The source of my disappointment – the opening speeches from Jonathan Kestenbaum, CEO of NESTA, and Jeremy Hunt MP, Shadow Secretary of State for Culture. Nothing wrong with the delivery as such, both are very able and informed speakers who are more than qualified to open an event such as this. My problem was with the level of the pitch.
Reboot Britain was an event for doers – people who are both the boot and the foot in it – and a great event to applaud and encourage them. There was too little in the speeches for the people in the audience. You can’t talk at these sorts of people about innovation, because they are it. You can’t regale them with tales about clever wikis because they are the ones who surfaced the stories.

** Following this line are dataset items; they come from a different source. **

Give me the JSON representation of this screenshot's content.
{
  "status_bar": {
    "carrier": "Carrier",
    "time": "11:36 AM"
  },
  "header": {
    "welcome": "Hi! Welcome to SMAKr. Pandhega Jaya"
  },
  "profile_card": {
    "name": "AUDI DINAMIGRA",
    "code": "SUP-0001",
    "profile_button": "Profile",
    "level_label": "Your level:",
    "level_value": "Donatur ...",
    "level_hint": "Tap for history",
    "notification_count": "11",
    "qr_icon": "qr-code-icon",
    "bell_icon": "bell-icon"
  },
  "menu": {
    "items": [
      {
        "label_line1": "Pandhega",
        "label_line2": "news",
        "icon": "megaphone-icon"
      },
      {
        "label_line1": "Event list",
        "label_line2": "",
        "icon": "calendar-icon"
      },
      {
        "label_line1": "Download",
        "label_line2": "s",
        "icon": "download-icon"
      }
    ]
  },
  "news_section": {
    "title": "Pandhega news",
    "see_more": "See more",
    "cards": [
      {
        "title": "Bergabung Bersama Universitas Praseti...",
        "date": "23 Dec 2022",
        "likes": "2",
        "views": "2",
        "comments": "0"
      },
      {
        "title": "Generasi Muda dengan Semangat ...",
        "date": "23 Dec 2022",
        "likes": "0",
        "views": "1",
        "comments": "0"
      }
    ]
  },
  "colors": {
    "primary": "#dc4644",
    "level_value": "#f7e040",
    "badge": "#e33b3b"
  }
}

Perhaps it’s counter-intuitive, but my reading of the reaction to the speeches was that the delegates were disappointed that ‘the vision thing’ had taken the place of policy and plans for delivery. It may seem dry but when you are swimming in hyperbole, the man who offers a bit of grounding is sought after.
The difference between the views of the centre-left or the centre-right about what the technology will let people achieve is very slight. Any politician (or public sector Chief Exec.) who is serious about using technology for economic, political and social change needs to know that we’ve had the horizon-scanning, and now it is time to set out the stall.

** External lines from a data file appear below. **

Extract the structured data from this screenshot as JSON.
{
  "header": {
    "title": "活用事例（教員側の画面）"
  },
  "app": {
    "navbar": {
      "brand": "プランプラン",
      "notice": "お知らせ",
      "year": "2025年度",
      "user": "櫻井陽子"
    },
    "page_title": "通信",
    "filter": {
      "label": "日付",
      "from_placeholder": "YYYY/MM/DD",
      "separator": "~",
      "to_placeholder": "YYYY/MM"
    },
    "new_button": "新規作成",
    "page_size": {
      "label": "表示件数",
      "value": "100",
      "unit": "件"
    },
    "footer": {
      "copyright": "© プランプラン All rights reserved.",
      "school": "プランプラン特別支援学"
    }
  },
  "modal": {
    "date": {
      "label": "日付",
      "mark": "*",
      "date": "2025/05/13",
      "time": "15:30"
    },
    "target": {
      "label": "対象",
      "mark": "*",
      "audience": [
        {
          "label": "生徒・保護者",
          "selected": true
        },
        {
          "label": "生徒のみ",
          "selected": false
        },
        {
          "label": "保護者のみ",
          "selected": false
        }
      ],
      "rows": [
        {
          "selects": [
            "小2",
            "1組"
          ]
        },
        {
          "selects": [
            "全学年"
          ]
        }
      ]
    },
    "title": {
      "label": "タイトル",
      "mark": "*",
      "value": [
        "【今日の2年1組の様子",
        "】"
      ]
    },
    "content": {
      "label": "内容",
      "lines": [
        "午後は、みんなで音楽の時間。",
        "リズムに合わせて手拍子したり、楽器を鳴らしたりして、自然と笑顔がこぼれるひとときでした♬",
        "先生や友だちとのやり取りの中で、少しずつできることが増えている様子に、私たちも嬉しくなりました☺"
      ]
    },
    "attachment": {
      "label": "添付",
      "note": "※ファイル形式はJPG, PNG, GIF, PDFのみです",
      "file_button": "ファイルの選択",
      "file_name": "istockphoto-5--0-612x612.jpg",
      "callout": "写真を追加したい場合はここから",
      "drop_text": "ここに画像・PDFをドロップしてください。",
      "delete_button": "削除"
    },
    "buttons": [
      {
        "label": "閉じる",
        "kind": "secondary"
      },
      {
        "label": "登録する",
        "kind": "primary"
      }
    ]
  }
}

Start talking about the investment, the skills, the timescales, the desired results, the benefits, the shortfalls, the trade-offs and the policies and legislation you think are required to make it happen. All of that important enabling stuff that requires leadership.
Don’t worry about getting it spot on first time, right now. After all, the spirit of the thing is to open up, take feedback, seek collaborators and develop iteratively. But you still have to say something you can be judged against. I think that is what the delegates of Reboot Britain would have appreciated.
Nevertheless, the frustration in itself was enlightening. I thank the speakers for their time and I declare it a morning well-spent. I look forward to the next Reboot Britain ‘prearranged-meeting-with-an-agenda-for-the-exchange-of-information’.